3 Mais il s’agit pour nous du monde, et non de « tout le monde ». Le monde, justement, tel qu’en apparence il existe, n’est pas celui de tout le monde. Car les démocrates, gens de l’emblème, gens de l’Occident, y tiennent le haut du pavé, et les autres sont d’un autre monde qui, en tant qu’autre, n’est pas un monde à proprement parler. Tout juste une survivance, une zone pour les guerres, les misères, les murs et les chimères. Dans ce genre de « monde », de zone, on passe son temps à faire ses bagages, pour fuir l’horreur, ou pour partir, où ? Chez les démocrates, évidemment, qui prétendent régenter le monde et ont besoin qu’on travaille pour eux. On fait alors l’expérience que, bien au chaud sous leur emblème, les démocrates ne veulent pas vraiment de vous, qu’ils ne vous aiment pas. Au fond, il y a une endogamie politique : un démocrate n’aime qu’un démocrate. Pour les autres, venus des zones affamées ou meurtrières, on parle d’abord papiers, frontières, camps de rétention, surveillance policière, refus du rassemblement familial… Il faut être « intégré ». À quoi ? À la démocratie, sans doute. Pour être admis, et peut-être un jour lointain salué, il faut s’être entraîné chez soi à devenir démocrate, de longues heures, en travaillant dur, avant de s’imaginer pouvoir venir dans le vrai monde. Entre deux giclées de plomb, trois débarquements de parachutistes humanitaires, une famine et une épidémie, travaillez votre manuel d’intégration, le livret du petit démocrate ! C’est un examen redoutable qui vous attend ! Du faux monde au « vrai » monde, la passe est en impasse. Démocratie, oui, mais réservée aux démocrates, n’est-ce pas ? Mondialisation du monde, certainement, mais sous la condition que son extérieur prouve qu’il mérite enfin d’être à l’intérieur.

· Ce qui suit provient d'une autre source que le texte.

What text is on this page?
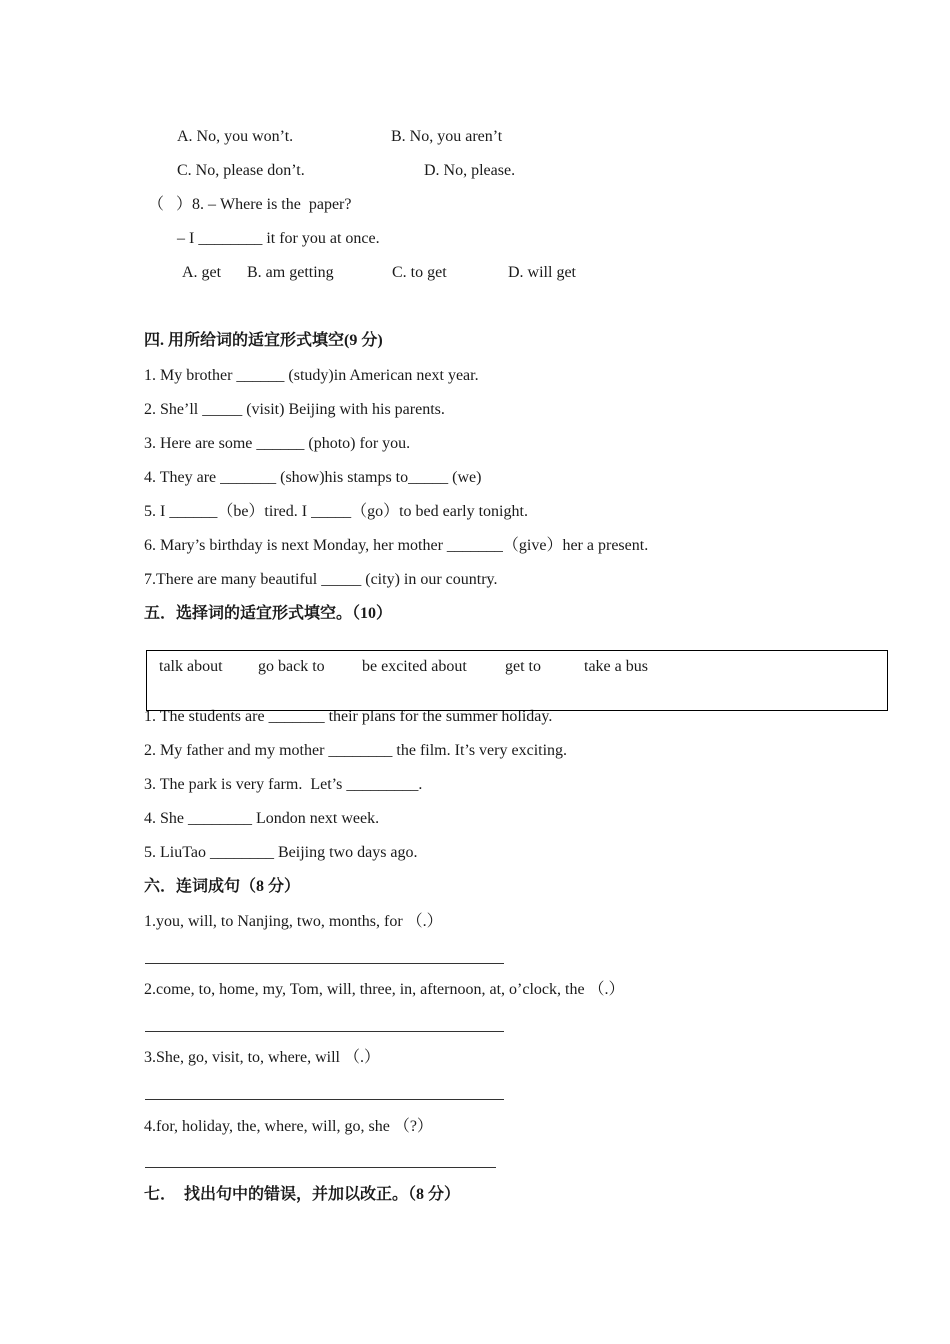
A. No, you won’t.	B. No, you aren’t
C. No, please don’t.	D. No, please.
（   ）8. – Where is the  paper?
– I ________ it for you at once.
A. get B. am getting	C. to get	D. will get
四. 用所给词的适宜形式填空(9 分)
1. My brother ______ (study)in American next year.
2. She’ll _____ (visit) Beijing with his parents.
3. Here are some ______ (photo) for you.
4. They are _______ (show)his stamps to_____ (we)
5. I ______（be）tired. I _____（go）to bed early tonight.
6. Mary’s birthday is next Monday, her mother _______（give）her a present.
7.There are many beautiful _____ (city) in our country.
五．选择词的适宜形式填空。（10）
1. The students are _______ their plans for the summer holiday.
talk about go back to be excited about get to	take a bus
2. My father and my mother ________ the film. It’s very exciting.
3. The park is very farm.  Let’s _________.
4. She ________ London next week.
5. LiuTao ________ Beijing two days ago.
六．连词成句（8 分）
1.you, will, to Nanjing, two, months, for （.）
2.come, to, home, my, Tom, will, three, in, afternoon, at, o’clock, the （.）
3.She, go, visit, to, where, will （.）
4.for, holiday, the, where, will, go, she （?）
七．  找出句中的错误，并加以改正。（8 分）
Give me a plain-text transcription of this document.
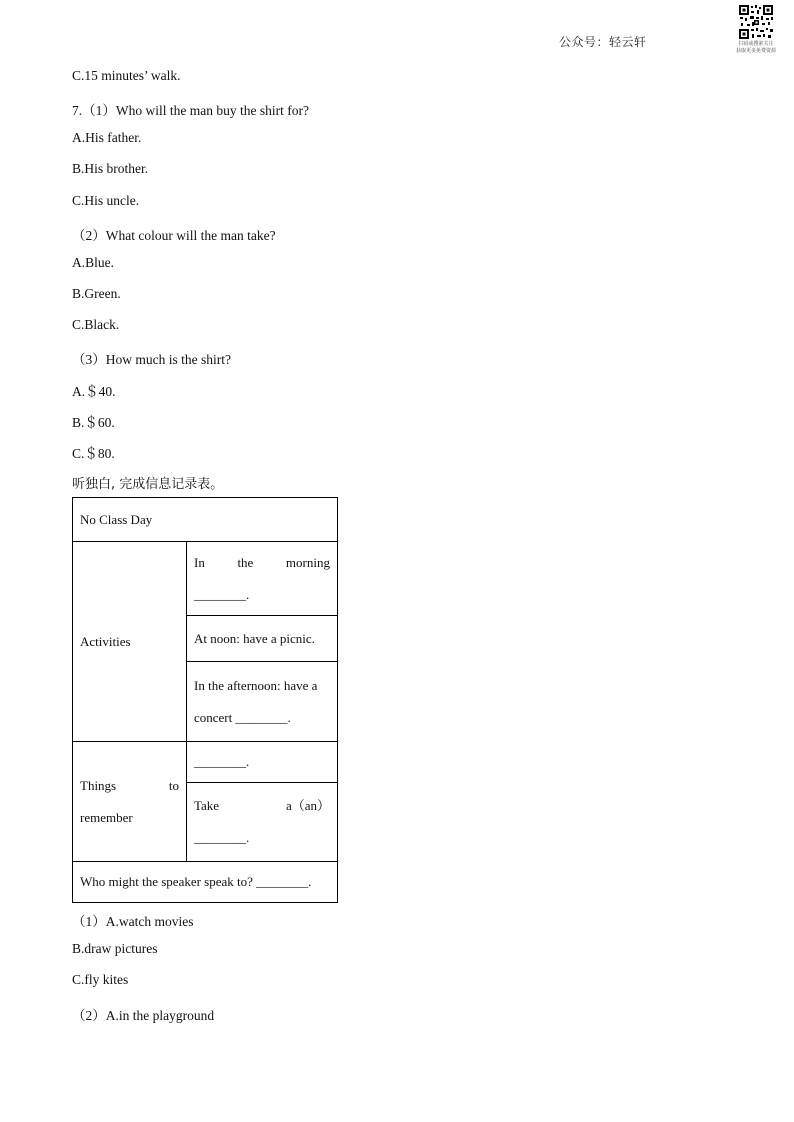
公众号：轻云轩	扫码或搜索关注
获取更多免费资源
C.15 minutes’ walk.
7.（1）Who will the man buy the shirt for?
A.His father.
B.His brother.
C.His uncle.
（2）What colour will the man take?
A.Blue.
B.Green.
C.Black.
（3）How much is the shirt?
A.＄40.
B.＄60.
C.＄80.
听独白, 完成信息记录表。
No Class Day	
Activities	In the morning
________.

	At noon: have a picnic.

	In the afternoon: have a
concert ________.

Things to
remember	________.

	Take a（an）
________.

Who might the speaker speak to? ________.	
（1）A.watch movies
B.draw pictures
C.fly kites
（2）A.in the playground
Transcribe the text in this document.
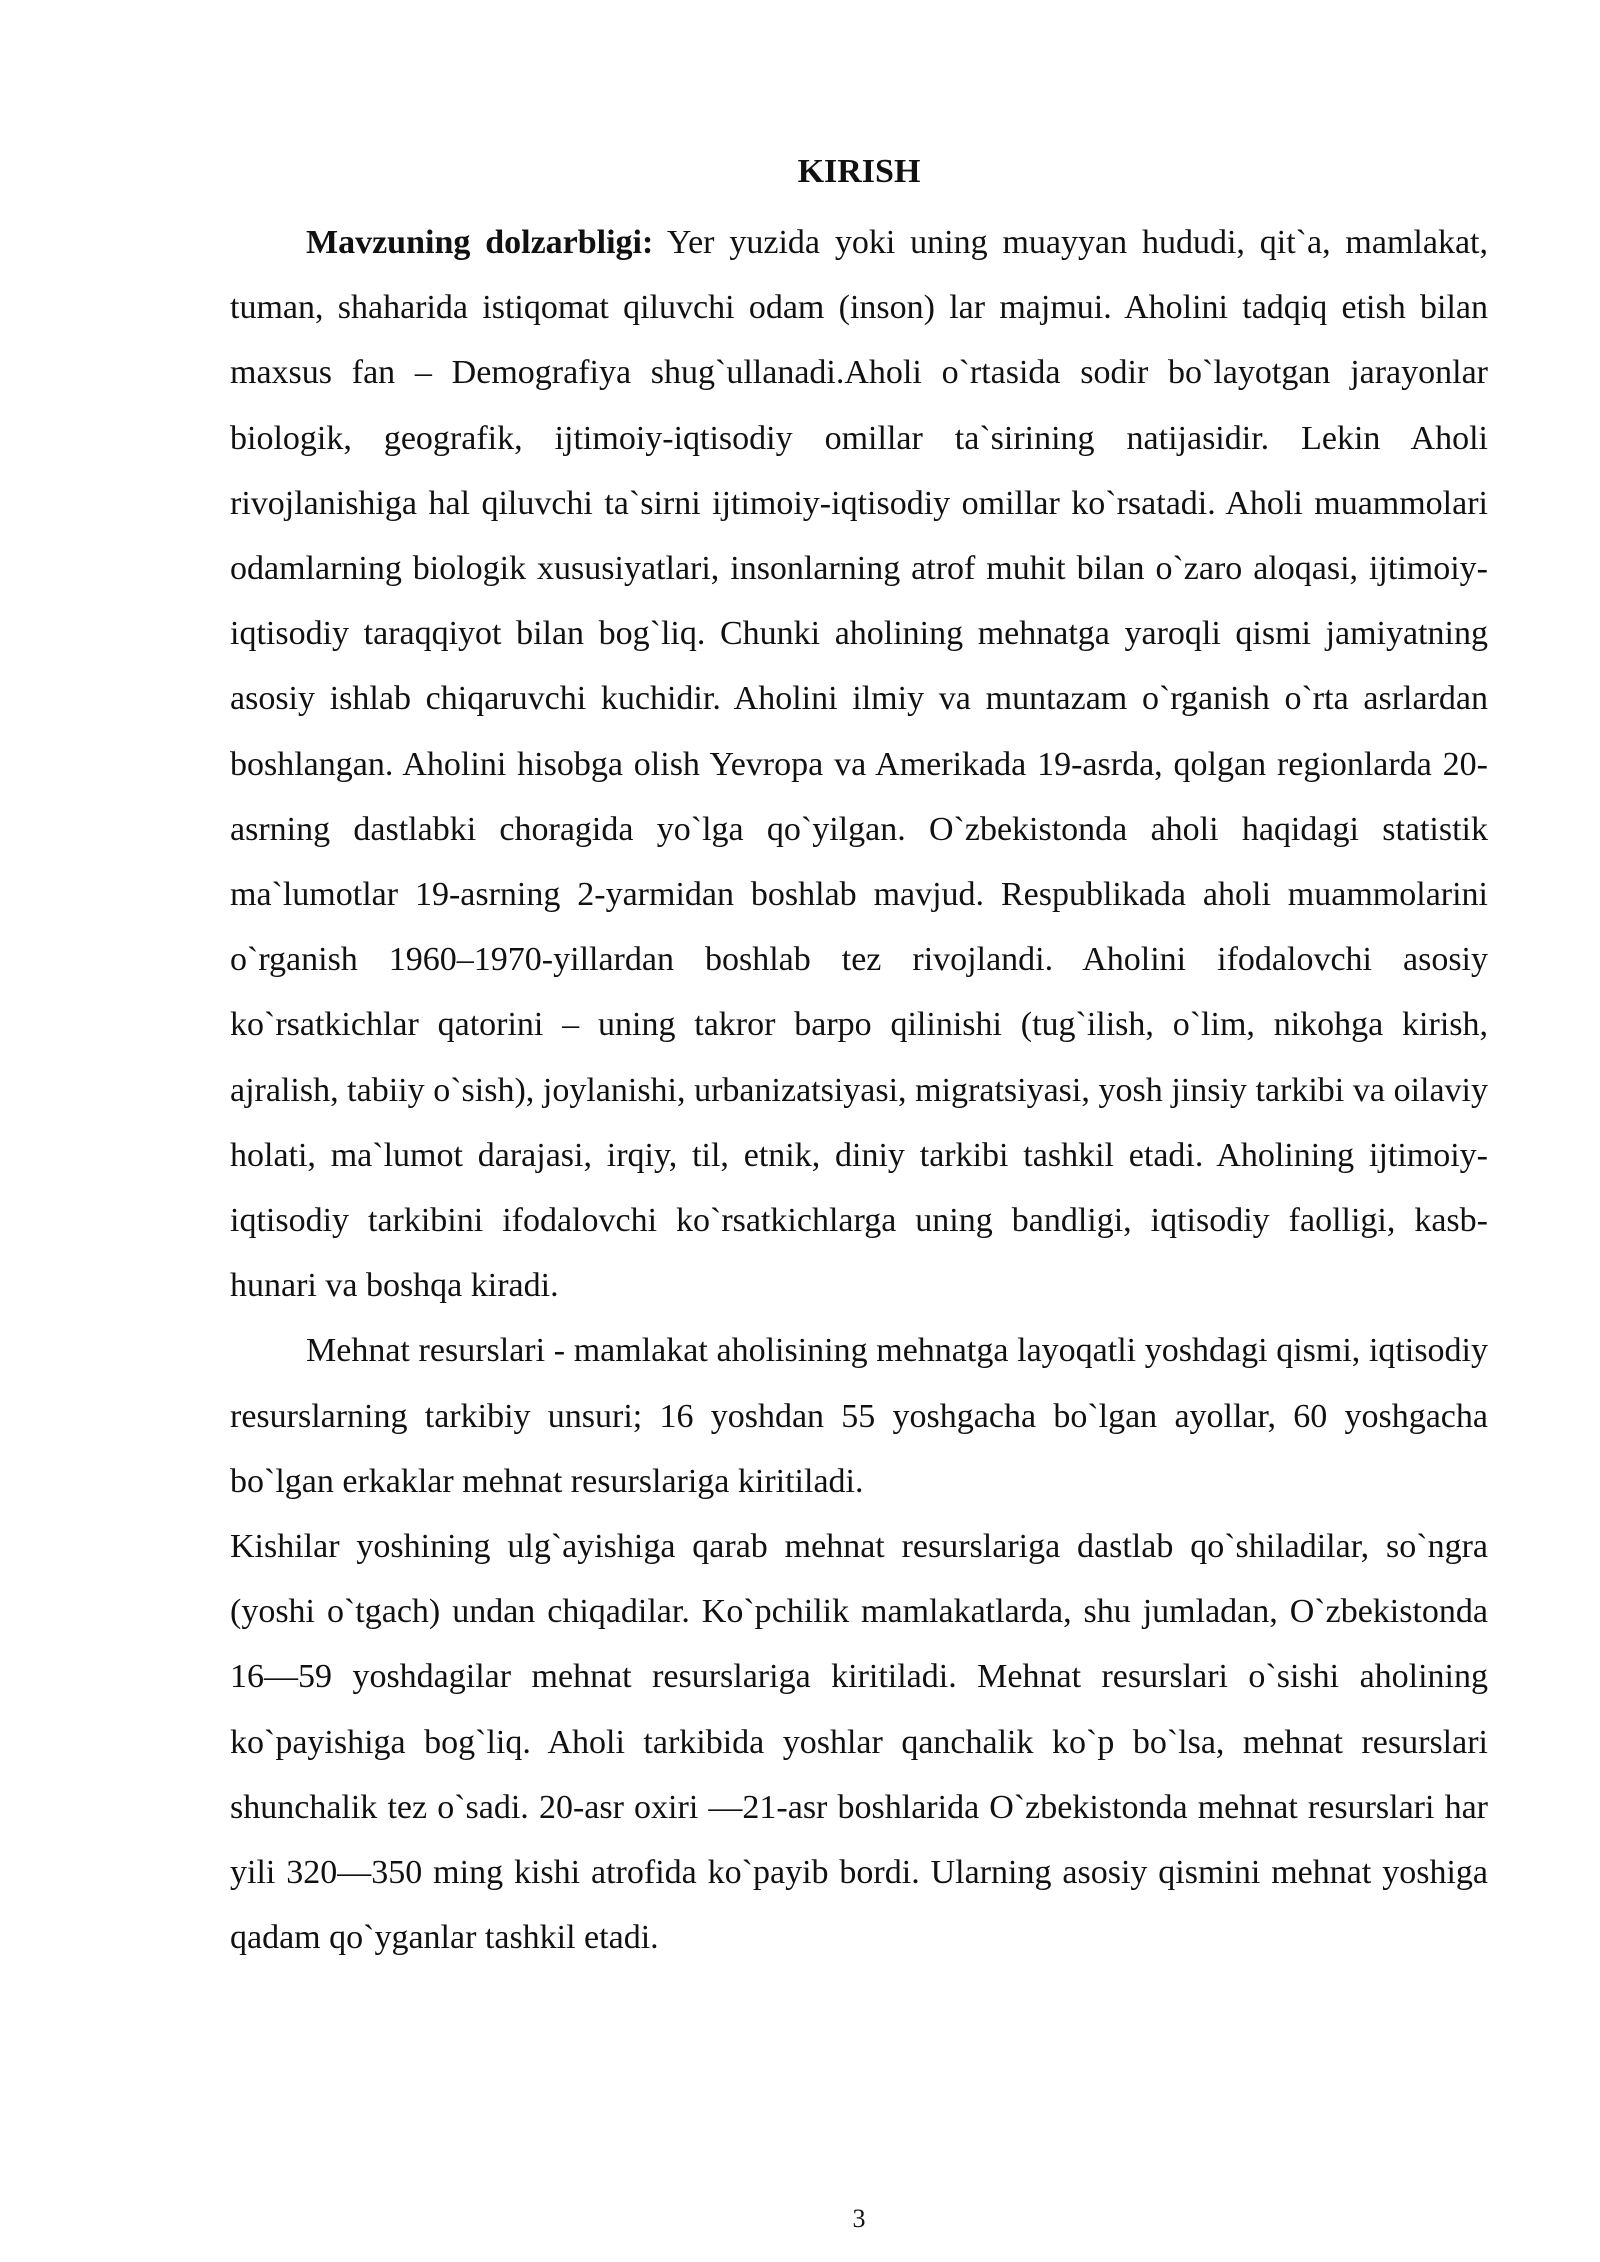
KIRISH

Mavzuning dolzarbligi: Yer yuzida yoki uning muayyan hududi, qit`a, mamlakat, tuman, shaharida istiqomat qiluvchi odam (inson) lar majmui. Aholini tadqiq etish bilan maxsus fan – Demografiya shug`ullanadi.Aholi o`rtasida sodir bo`layotgan jarayonlar biologik, geografik, ijtimoiy-iqtisodiy omillar ta`sirining natijasidir. Lekin Aholi rivojlanishiga hal qiluvchi ta`sirni ijtimoiy-iqtisodiy omillar ko`rsatadi. Aholi muammolari odamlarning biologik xususiyatlari, insonlarning atrof muhit bilan o`zaro aloqasi, ijtimoiy-iqtisodiy taraqqiyot bilan bog`liq. Chunki aholining mehnatga yaroqli qismi jamiyatning asosiy ishlab chiqaruvchi kuchidir. Aholini ilmiy va muntazam o`rganish o`rta asrlardan boshlangan. Aholini hisobga olish Yevropa va Amerikada 19-asrda, qolgan regionlarda 20-asrning dastlabki choragida yo`lga qo`yilgan. O`zbekistonda aholi haqidagi statistik ma`lumotlar 19-asrning 2-yarmidan boshlab mavjud. Respublikada aholi muammolarini o`rganish 1960–1970-yillardan boshlab tez rivojlandi. Aholini ifodalovchi asosiy ko`rsatkichlar qatorini – uning takror barpo qilinishi (tug`ilish, o`lim, nikohga kirish, ajralish, tabiiy o`sish), joylanishi, urbanizatsiyasi, migratsiyasi, yosh jinsiy tarkibi va oilaviy holati, ma`lumot darajasi, irqiy, til, etnik, diniy tarkibi tashkil etadi. Aholining ijtimoiy-iqtisodiy tarkibini ifodalovchi ko`rsatkichlarga uning bandligi, iqtisodiy faolligi, kasb-hunari va boshqa kiradi.

Mehnat resurslari - mamlakat aholisining mehnatga layoqatli yoshdagi qismi, iqtisodiy resurslarning tarkibiy unsuri; 16 yoshdan 55 yoshgacha bo`lgan ayollar, 60 yoshgacha bo`lgan erkaklar mehnat resurslariga kiritiladi.

Kishilar yoshining ulg`ayishiga qarab mehnat resurslariga dastlab qo`shiladilar, so`ngra (yoshi o`tgach) undan chiqadilar. Ko`pchilik mamlakatlarda, shu jumladan, O`zbekistonda 16—59 yoshdagilar mehnat resurslariga kiritiladi. Mehnat resurslari o`sishi aholining ko`payishiga bog`liq. Aholi tarkibida yoshlar qanchalik ko`p bo`lsa, mehnat resurslari shunchalik tez o`sadi. 20-asr oxiri —21-asr boshlarida O`zbekistonda mehnat resurslari har yili 320—350 ming kishi atrofida ko`payib bordi. Ularning asosiy qismini mehnat yoshiga qadam qo`yganlar tashkil etadi.

3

4 En somme, de ce que le « monde » des démocrates n’est nullement le monde de « tout le monde », s’ensuit déjà que la démocratie, en tant qu’emblème et gardienne des murs où jouit et croit vivre son petit monde, rassemble une oligarchie conservatrice, dont tout l’office, souvent guerrier, est de maintenir, sous le nom usurpé de « monde », ce qui n’est que le territoire de sa vie animale.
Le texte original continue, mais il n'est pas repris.